Ele passou longas reuniões falando sobre um projeto e atribuindo tarefas para receber um trabalho que não refletia as instruções. Segundo ele, a melhor maneira de transmitir a mensagem é "usar recursos visuais". Ele emprega o Jing, programa da TechSmith que permite o compartilhamento de imagens da tela, vídeos e imagens.

"Todo mundo pode compreender muito melhor uma foto ou vídeo em vez de ouvir palavras", disse Shalev. "Isso é verdade até mesmo com meu pessoal e clientes dentro dos EUA."

Conecte o pessoal

Quando se vê os empregados todo dia, é fácil saber se alguém está chateado. Porém, e se você apenas falar com eles pelo telefone? "Recebi pedidos de demissão e não conseguia entender o que estava errado", disse Dandrea. "Não existem reclamações informais que cheguem até seus ouvidos."

Quando os funcionários não estão dentro da empresa, é fácil ignorar a "conversa sobre dedicação", nas palavras de Dandrea, motivo pelo qual ele faz os gerentes terem conversas frequentes com os empregados. Os gerentes foram instruídos a dar muito feedback e até perguntar diretamente como o trabalhador se sente. "Nós procuramos rangidos na armadura."
Ele também utiliza um programa de reconhecimento online chamado Potential Point que permite às pessoas recompensarem outras virtualmente por um trabalho bem-feito. Quando alguém nos EUA indica alguém da Argentina por executar um bom trabalho num projeto, a empresa inteira vê o fato.

Michael Brody-Waite, CEO e cofundador da InQuicker, empresa que cria programas para exibir o tempo de espera em salas de emergência e consultórios médicos, costuma fazer os empregados de Nashville, Tennessee, passarem três dias em outro escritório da empresa – tecnicamente, um café – na Colúmbia Britânica. "Quando visitam o pessoal no Canadá, eles terminam surfando, fazendo caminhadas e snowboard", disse Brody-Waite. "A ideia é haver maior naturalidade entre eles."

Cuidado com seu próprio expediente

Talvez o maior problema com um quadro de funcionários amplamente distribuído é a tentação para o chefe de trabalhar dia e noite.

Shalev afirmou que era difícil se desligar quando sabia que existiam funcionários trabalhando enquanto ele se preparava para deitar.

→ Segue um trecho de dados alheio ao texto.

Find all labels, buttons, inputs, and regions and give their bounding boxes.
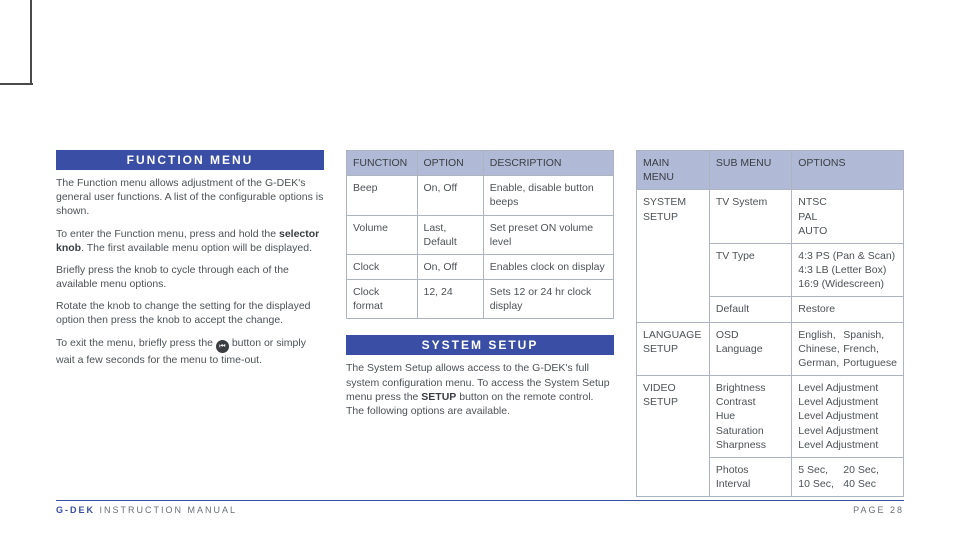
fm-exit-a: To exit the menu, briefly press the <box>56 337 216 349</box>
opt-col-left: 10 Sec, <box>798 477 843 491</box>
function-table-header: OPTION <box>417 151 483 176</box>
column-right: MAIN MENUSUB MENUOPTIONS SYSTEM SETUPTV … <box>636 150 904 497</box>
table-cell-main: LANGUAGE SETUP <box>637 322 710 376</box>
page-footer: G-DEK INSTRUCTION MANUAL PAGE 28 <box>56 500 904 515</box>
table-cell-sub: Default <box>709 297 791 322</box>
page-content: FUNCTION MENU The Function menu allows a… <box>56 150 904 497</box>
previous-track-icon: ⏮ <box>216 340 229 353</box>
table-row: SYSTEM SETUPTV SystemNTSC PAL AUTO <box>637 190 904 244</box>
table-cell: Set preset ON volume level <box>483 215 613 254</box>
footer-left: G-DEK INSTRUCTION MANUAL <box>56 505 237 515</box>
opt-col-left: 5 Sec, <box>798 463 843 477</box>
fm-cycle: Briefly press the knob to cycle through … <box>56 263 324 291</box>
function-table: FUNCTIONOPTIONDESCRIPTION BeepOn, OffEna… <box>346 150 614 319</box>
opt-col-left: English, <box>798 328 843 342</box>
opt-col-left: Chinese, <box>798 342 843 356</box>
table-row: VIDEO SETUPBrightness Contrast Hue Satur… <box>637 376 904 458</box>
table-cell: Sets 12 or 24 hr clock display <box>483 280 613 319</box>
table-cell-options: English,Spanish,Chinese,French,German,Po… <box>792 322 904 376</box>
footer-right: PAGE 28 <box>853 505 904 515</box>
crop-mark-top <box>0 83 33 85</box>
fm-enter-a: To enter the Function menu, press and ho… <box>56 228 279 240</box>
table-cell: Volume <box>347 215 418 254</box>
opt-col-right: 20 Sec, <box>843 463 879 477</box>
fm-intro: The Function menu allows adjustment of t… <box>56 176 324 219</box>
table-cell: Enables clock on display <box>483 254 613 279</box>
crop-mark-left <box>30 0 32 85</box>
table-cell-sub: Brightness Contrast Hue Saturation Sharp… <box>709 376 791 458</box>
function-menu-header: FUNCTION MENU <box>56 150 324 170</box>
fm-exit: To exit the menu, briefly press the ⏮ bu… <box>56 336 324 367</box>
function-table-header: DESCRIPTION <box>483 151 613 176</box>
setup-table-header: SUB MENU <box>709 151 791 190</box>
table-row: LANGUAGE SETUPOSD LanguageEnglish,Spanis… <box>637 322 904 376</box>
column-middle: FUNCTIONOPTIONDESCRIPTION BeepOn, OffEna… <box>346 150 614 497</box>
system-setup-header: SYSTEM SETUP <box>346 335 614 355</box>
table-cell-options: 5 Sec,20 Sec,10 Sec,40 Sec <box>792 457 904 496</box>
footer-brand: G-DEK <box>56 505 95 515</box>
opt-col-right: 40 Sec <box>843 477 876 491</box>
table-cell-sub: TV System <box>709 190 791 244</box>
table-cell-options: Level Adjustment Level Adjustment Level … <box>792 376 904 458</box>
opt-col-right: Portuguese <box>843 356 897 370</box>
table-cell-options: NTSC PAL AUTO <box>792 190 904 244</box>
ss-intro: The System Setup allows access to the G-… <box>346 361 614 418</box>
fm-enter-c: . The first available menu option will b… <box>81 242 312 254</box>
ss-intro-b: SETUP <box>421 391 456 403</box>
table-row: VolumeLast, DefaultSet preset ON volume … <box>347 215 614 254</box>
table-cell: On, Off <box>417 254 483 279</box>
table-row: ClockOn, OffEnables clock on display <box>347 254 614 279</box>
function-table-header: FUNCTION <box>347 151 418 176</box>
table-cell-sub: OSD Language <box>709 322 791 376</box>
column-left: FUNCTION MENU The Function menu allows a… <box>56 150 324 497</box>
setup-table-header: MAIN MENU <box>637 151 710 190</box>
footer-left-text: INSTRUCTION MANUAL <box>95 505 237 515</box>
table-cell: Clock format <box>347 280 418 319</box>
table-cell-main: VIDEO SETUP <box>637 376 710 497</box>
table-cell: Beep <box>347 176 418 215</box>
table-cell-options: Restore <box>792 297 904 322</box>
table-cell-sub: Photos Interval <box>709 457 791 496</box>
table-row: BeepOn, OffEnable, disable button beeps <box>347 176 614 215</box>
table-row: Clock format12, 24Sets 12 or 24 hr clock… <box>347 280 614 319</box>
table-cell: 12, 24 <box>417 280 483 319</box>
opt-col-right: Spanish, <box>843 328 884 342</box>
fm-rotate: Rotate the knob to change the setting fo… <box>56 299 324 327</box>
opt-col-right: French, <box>843 342 879 356</box>
table-cell-options: 4:3 PS (Pan & Scan) 4:3 LB (Letter Box) … <box>792 243 904 297</box>
table-cell-sub: TV Type <box>709 243 791 297</box>
setup-table-header: OPTIONS <box>792 151 904 190</box>
setup-table: MAIN MENUSUB MENUOPTIONS SYSTEM SETUPTV … <box>636 150 904 497</box>
table-cell-main: SYSTEM SETUP <box>637 190 710 322</box>
table-cell: Last, Default <box>417 215 483 254</box>
table-cell: On, Off <box>417 176 483 215</box>
table-cell: Enable, disable button beeps <box>483 176 613 215</box>
fm-enter: To enter the Function menu, press and ho… <box>56 227 324 255</box>
opt-col-left: German, <box>798 356 843 370</box>
table-cell: Clock <box>347 254 418 279</box>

Segundo o CEO, nos primeiros anos comandando a empresa ele costumava se vir preso com algo e não dormir antes das 3h00.

Para evitar um expediente de 24 horas, Shalev pede aos funcionários do exterior para trabalharem o mais próximo possível das 9h00 às 17h00, segundo a hora oficial da Costa Leste norte-americana. Ou seja, há quem precise começar a trabalhar às 5h00. Outros começam à tarde, afastam-se para jantar e terminam à noite.

Por mais trabalho que Dandrea tenha tido para tocar uma empresa bem-sucedida em diversos países, ele disse não se arrepender da incursão na Argentina, em 1998.

"O trabalho virtual nos dá acesso a muito mais talentos."